So why did Bethlehem Steel
fail?
Many different theories exist for what caused the Steel
to fail. John Strohmeyer suggests that one reason was union demands.
By 1982 the steelworkers made $26.29 per hour (the highest industrial wages
in the world), plus health care, dental care, eye care, supplemental unemployment
benefits, and a liberal vacation plan. The senior half even received
an additional 13-week paid vacation every five years! (76-7) Beyond
this, clause 2B was still intact, which had prevented workers from being
laid off in the interest of efficiency or technological change. Also,
decades of excessive executive expenditure were no longer justified by
profit.
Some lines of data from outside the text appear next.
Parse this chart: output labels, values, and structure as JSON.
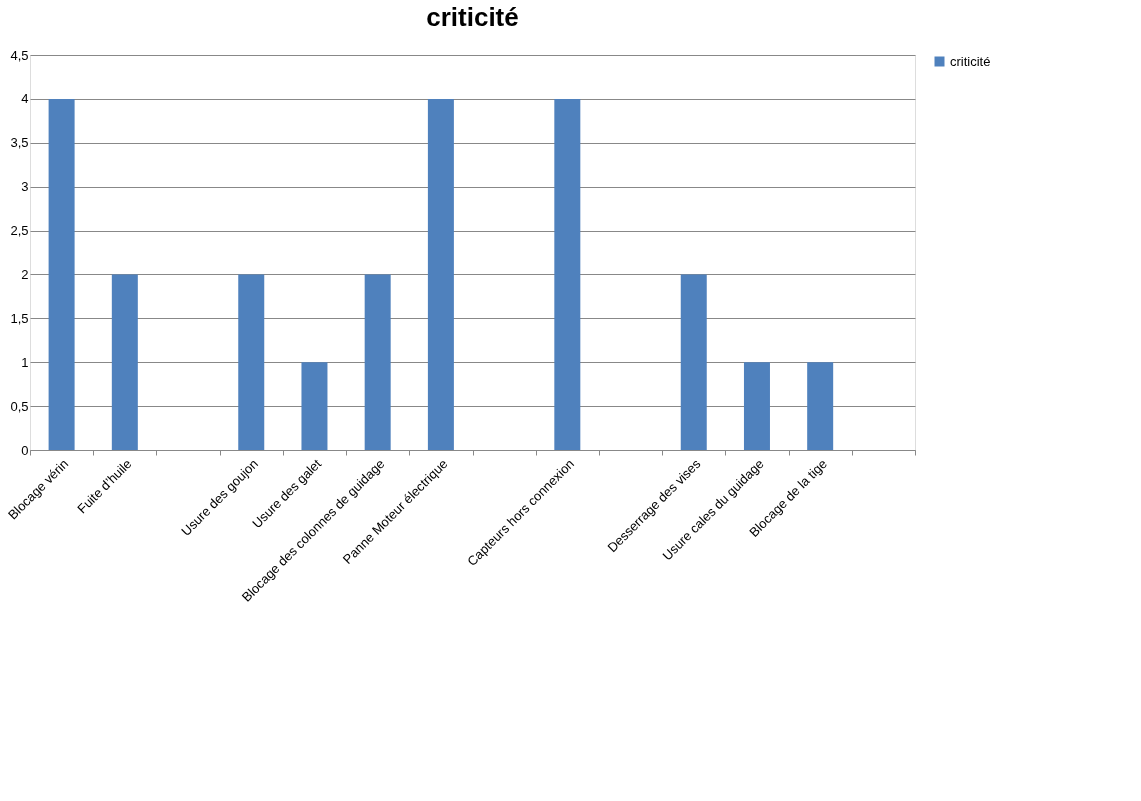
{
  "chart_data": {
    "type": "bar",
    "title": "criticité",
    "categories": [
      "Blocage vérin",
      "Fuite d’huile",
      null,
      "Usure des goujon",
      "Usure des galet",
      "Blocage des colonnes de guidage",
      "Panne Moteur électrique",
      null,
      "Capteurs hors connexion",
      null,
      "Desserrage des vises",
      "Usure cales du guidage",
      "Blocage de la tige",
      null
    ],
    "series": [
      {
        "name": "criticité",
        "color": "#4f81bd",
        "values": [
          4,
          2,
          null,
          2,
          1,
          2,
          4,
          null,
          4,
          null,
          2,
          1,
          1,
          null
        ]
      }
    ],
    "ylim": [
      0,
      4.5
    ],
    "yticks": [
      0,
      {
        "value": 0.5,
        "label": "0,5"
      },
      1,
      {
        "value": 1.5,
        "label": "1,5"
      },
      2,
      {
        "value": 2.5,
        "label": "2,5"
      },
      3,
      {
        "value": 3.5,
        "label": "3,5"
      },
      4,
      {
        "value": 4.5,
        "label": "4,5"
      }
    ],
    "grid": "y",
    "legend": "right"
  }
}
Six digit salaries and extensive "perks" that were common
in the Loop had to be cut. As retired chief executive officer Lewis
Foy commented, "The industry made a helluva [sic] lot of mistakes. … We
didn’t keep ourselves lean enough." (103) Still present was the
competition from the minimills and foreign steel, which together supplied
nearly half of the nation’s steel. The market for steel was also
changing as the automobile industry made greater use of plastics and other
light-weight materials. The appliance industry also moved from steel
to plastics, and construction no longer demanded as many structural beams.
The Cold War with Russia brought no new military orders, leaving Bethlehem
Steel to search for niches in the private sector. Generally, the
circumstances around the steel industry had changed over the last twenty
years, and the company had failed to change with them.